I would add two historical reasons to the biblical ones adduced by Wallace.
First, there is evidence that the early church followed the synagogue in singing through the biblical Psalms on a regular basis, although the practice would come eventually to be limited to the monasteries. The Rule of St. Benedict prescribes the singing of all 150 Psalms each week for the members of the monastic community: "Let him take care, however, above all that each week the entire Psalter of one hundred fifty psalms be recited and be always begun anew at the Night Office on Sunday." St. John Chrysostom similarly enjoins the singing of the Psalms:
If we keep vigil in church, David [the author of the psalms] comes first, last and central. If early in the morning we want songs and hymns, first, last and central is David again. If we are occupied with the funeral solemnities of those who have fallen asleep, or if virgins sit at home and spin, David is first, last and central. O amazing wonder! Many who have made little progress in literature know the Psalter by heart. Nor is it only in cities and churches that David is famous; in the village market, in the desert, and in uninhabitable land, he excites the praise of God. In monasteries, among those holy choirs of angelic armies, David is first, last and central. In the convents of virgins, where are the communities of those who imitate Mary; in the deserts where there are men crucified to the world, who live their life in heaven with God, David is first, last and central. All other men at night are overcome by sleep. David alone is active, and gathering the servants of God into seraphic bands, he turns earth into heaven, and converts men into angels.

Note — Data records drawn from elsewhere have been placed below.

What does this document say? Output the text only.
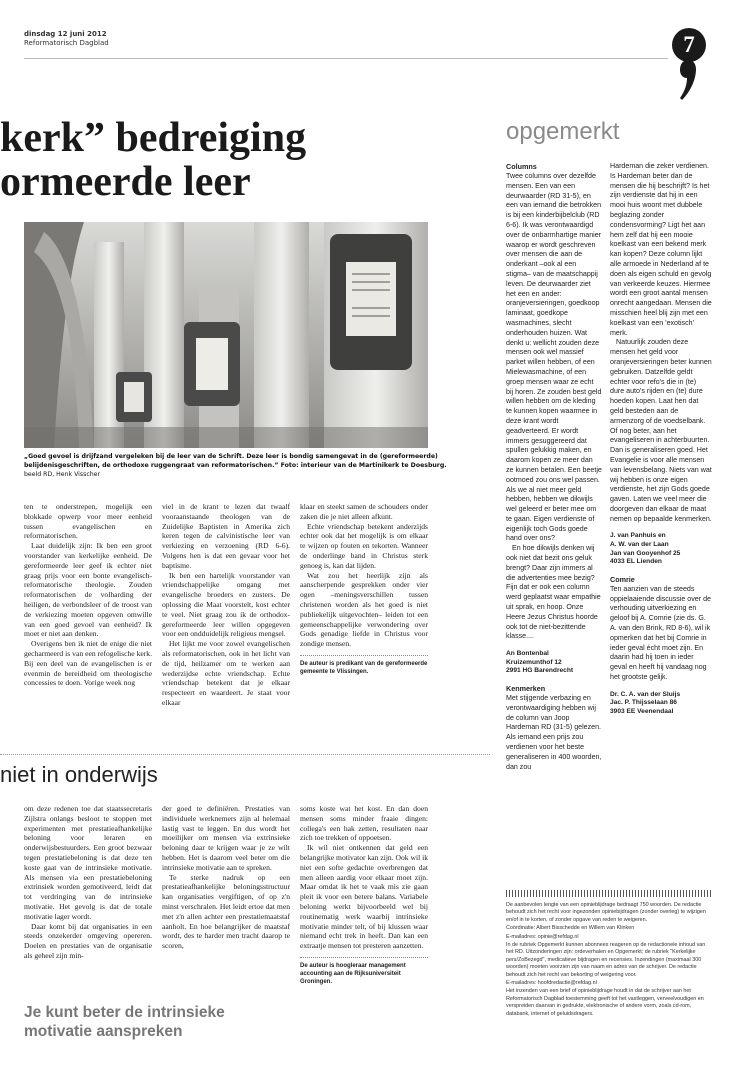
dinsdag 12 juni 2012
Reformatorisch Dagblad	7
kerk” bedreiging
ormeerde leer
„Goed gevoel is drijfzand vergeleken bij de leer van de Schrift. Deze leer is bondig samengevat in de (gereformeerde) belijdenisgeschriften, de orthodoxe ruggengraat van reformatorischen.” Foto: interieur van de Martinikerk te Doesburg. beeld RD, Henk Visscher

ten te onderstrepen, mogelijk een blokkade opwerp voor meer eenheid tussen evangelischen en reformatorischen.

Laat duidelijk zijn: Ik ben een groot voorstander van kerkelijke eenheid. De gereformeerde leer geef ik echter niet graag prijs voor een bonte evangelisch-reformatorische theologie. Zouden reformatorischen de volharding der heiligen, de verbondsleer of de troost van de verkiezing moeten opgeven omwille van een goed gevoel van eenheid? Ik moet er niet aan denken.

Overigens ben ik niet de enige die niet gecharmeerd is van een refogelische kerk. Bij een deel van de evangelischen is er evenmin de bereidheid om theologische concessies te doen. Vorige week nog

viel in de krant te lezen dat twaalf vooraanstaande theologen van de Zuidelijke Baptisten in Amerika zich keren tegen de calvinistische leer van verkiezing en verzoening (RD 6-6). Volgens hen is dat een gevaar voor het baptisme.

Ik ben een hartelijk voorstander van vriendschappelijke omgang met evangelische broeders en zusters. De oplossing die Maat voorstelt, kost echter te veel. Niet graag zou ik de orthodox-gereformeerde leer willen opgegeven voor een ondduidelijk religieus mengsel.

Het lijkt me voor zowel evangelischen als reformatorischen, ook in het licht van de tijd, heilzamer om te werken aan wederzijdse echte vriendschap. Echte vriendschap betekent dat je elkaar respecteert en waardeert. Je staat voor elkaar

klaar en steekt samen de schouders onder zaken die je niet alleen afkunt.

Echte vriendschap betekent anderzijds echter ook dat het mogelijk is om elkaar te wijzen op fouten en tekorten. Wanneer de onderlinge band in Christus sterk genoeg is, kan dat lijden.

Wat zou het heerlijk zijn als aanscherpende gesprekken onder vier ogen –meningsverschillen tussen christenen worden als het goed is niet publiekelijk uitgevochten– leiden tot een gemeenschappelijke verwondering over Gods genadige liefde in Christus voor zondige mensen.

De auteur is predikant van de gereformeerde gemeente te Vlissingen.
niet in onderwijs

om deze redenen toe dat staatssecretaris Zijlstra onlangs besloot te stoppen met experimenten met prestatieafhankelijke beloning voor leraren en onderwijsbestuurders. Een groot bezwaar tegen prestatiebeloning is dat deze ten koste gaat van de intrinsieke motivatie. Als mensen via een prestatiebeloning extrinsiek worden gemotiveerd, leidt dat tot verdringing van de intrinsieke motivatie. Het gevolg is dat de totale motivatie lager wordt.

Daar komt bij dat organisaties in een steeds onzekerder omgeving opereren. Doelen en prestaties van de organisatie als geheel zijn min-

der goed te definiëren. Prestaties van individuele werknemers zijn al helemaal lastig vast te leggen. En dus wordt het moeilijker om mensen via extrinsieke beloning daar te krijgen waar je ze wilt hebben. Het is daarom veel beter om die intrinsieke motivatie aan te spreken.

Te sterke nadruk op een prestatieafhankelijke beloningsstructuur kan organisaties vergiftigen, of op z'n minst verschralen. Het leidt ertoe dat men met z'n allen achter een prestatiemaatstaf aanholt. En hoe belangrijker de maatstaf wordt, des te harder men tracht daarop te scoren,

soms koste wat het kost. En dan doen mensen soms minder fraaie dingen: collega's een hak zetten, resultaten naar zich toe trekken of oppoetsen.

Ik wil niet ontkennen dat geld een belangrijke motivator kan zijn. Ook wil ik niet een softe gedachte overbrengen dat men alleen aardig voor elkaar moet zijn. Maar omdat ik het te vaak mis zie gaan pleit ik voor een betere balans. Variabele beloning werkt bijvoorbeeld wel bij routinematig werk waarbij intrinsieke motivatie minder telt, of bij klussen waar niemand echt trek in heeft. Dan kan een extraatje mensen tot presteren aanzetten.

De auteur is hoogleraar management accounting aan de Rijksuniversiteit Groningen.
Je kunt beter de intrinsieke motivatie aanspreken
opgemerkt
Columns

Twee columns over dezelfde mensen. Een van een deurwaarder (RD 31-5), en een van iemand die betrokken is bij een kinderbijbelclub (RD 6-6). Ik was verontwaardigd over de onbarmhartige manier waarop er wordt geschreven over mensen die aan de onderkant –ook al een stigma– van de maatschappij leven. De deurwaarder ziet het een en ander: oranjeversieringen, goedkoop laminaat, goedkope wasmachines, slecht onderhouden huizen. Wat denkt u: wellicht zouden deze mensen ook wel massief parket willen hebben, of een Mielewasmachine, of een groep mensen waar ze echt bij horen. Ze zouden best geld willen hebben om de kleding te kunnen kopen waarmee in deze krant wordt geadverteerd. Er wordt immers gesuggereerd dat spullen gelukkig maken, en daarom kopen ze meer dan ze kunnen betalen. Een beetje ootmoed zou ons wel passen. Als we al niet meer geld hebben, hebben we dikwijls wel geleerd er beter mee om te gaan. Eigen verdienste of eigenlijk toch Gods goede hand over ons?

En hoe dikwijls denken wij ook niet dat bezit ons geluk brengt? Daar zijn immers al die advertenties mee bezig? Fijn dat er ook een column werd geplaatst waar empathie uit sprak, en hoop. Onze Heere Jezus Christus hoorde ook tot de niet-bezittende klasse....

An Bontenbal
Kruizemunthof 12
2991 HG Barendrecht
Kenmerken

Met stijgende verbazing en verontwaardiging hebben wij de column van Joop Hardeman RD (31-5) gelezen. Als iemand een prijs zou verdienen voor het beste generaliseren in 400 woorden, dan zou

Hardeman die zeker verdienen. Is Hardeman beter dan de mensen die hij beschrijft? Is het zijn verdienste dat hij in een mooi huis woont met dubbele beglazing zonder condensvorming? Ligt het aan hem zelf dat hij een mooie koelkast van een bekend merk kan kopen? Deze column lijkt alle armoede in Nederland af te doen als eigen schuld en gevolg van verkeerde keuzes. Hiermee wordt een groot aantal mensen onrecht aangedaan. Mensen die misschien heel blij zijn met een koelkast van een 'exotisch' merk.

Natuurlijk zouden deze mensen het geld voor oranjeversieringen beter kunnen gebruiken. Datzelfde geldt echter voor refo's die in (te) dure auto's rijden en (te) dure hoeden kopen. Laat hen dat geld besteden aan de armenzorg of de voedselbank. Of nog beter, aan het evangeliseren in achterbuurten. Dan is generaliseren goed. Het Evangelie is voor alle mensen van levensbelang. Niets van wat wij hebben is onze eigen verdienste, het zijn Gods goede gaven. Laten we veel meer die doorgeven dan elkaar de maat nemen op bepaalde kenmerken.

J. van Panhuis en
A. W. van der Laan
Jan van Gooyenhof 25
4033 EL Lienden
Comrie

Ten aanzien van de steeds oppielaaiende discussie over de verhouding uitverkiezing en geloof bij A. Comrie (zie ds. G. A. van den Brink, RD 8-6), wil ik opmerken dat het bij Comrie in ieder geval écht moet zijn. En daarin had hij toen in ieder geval en heeft hij vandaag nog het grootste gelijk.

Dr. C. A. van der Sluijs
Jac. P. Thijsselaan 86
3903 EE Veenendaal

De aanbevolen lengte van een opinieblijdrage bedraagt 750 woorden. De redactie behoudt zich het recht voor ingezonden opiniebijdragen (zonder overleg) te wijzigen en/of in te korten, of zonder opgave van reden te weigeren.

Coördinatie: Albert Bisschedde en Willem van Klinken

E-mailadres: opinie@refdag.nl

In de rubriek Opgemerkt kunnen abonnees reageren op de redactionele inhoud van het RD. Uitzonderingen zijn: ordeverhalen en Opgemerkt; de rubriek "Kerkelijke pers/ZoBezegd", medicatieve bijdragen en recensies. Inzendingen (maximaal 300 woorden) moeten voorzien zijn van naam en adres van de schrijver. De redactie behoudt zich het recht van bekorting of weigering voor.

E-mailadres: hoofdredactie@refdag.nl

Het inzenden van een brief of opinieblijdrage houdt in dat de schrijver aan het Reformatorisch Dagblad toestemming geeft tot het vastleggen, verveelvoudigen en verspreiden daarvan in gedrukte, elektronische of andere vorm, zoals cd-rom, databank, internet of geluidsdragers.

Both Sts. John Chrysostom and Benedict are obviously heirs of the new covenant, yet they continued the historic pattern of singing through the entire psalter on a regular basis and urged others to do so as well.
Second, during the 16th century the Reformers in Geneva, Strasbourg, Scotland and England undertook to render all 150 Psalms in singable form. By 1562 Christians in continental Europe and England had complete psalters in the Genevan and the Sternhold & Hopkins collections respectively. Not only is there no indication that Calvin, Bucer and others were content with limited Psalter selections in their liturgies; they expended a great deal of effort in producing a complete sung psalter — one that would be translated into German, Hungarian, Czech and other languages before long. When Sternhold & Hopkins was supplanted by Tate & Brady's New Version Psalter at the end of the 17th century, it was replaced, not by selected favourites, but by a complete metrical psalter containing, yes, all 150! No one would have thought to question this. From the outset, moreover, the Church of England's Book of Common Prayer divided the entire Psalter so that it could be sung at morning and evening prayer over a 30-day period.
Anyone arguing for "our venerable practice of using carefully selected metrical psalms, psalm versions, and paraphrases for sung praise and prayer in our corporate worship" does so against the weight of considerable historical evidence to the contrary.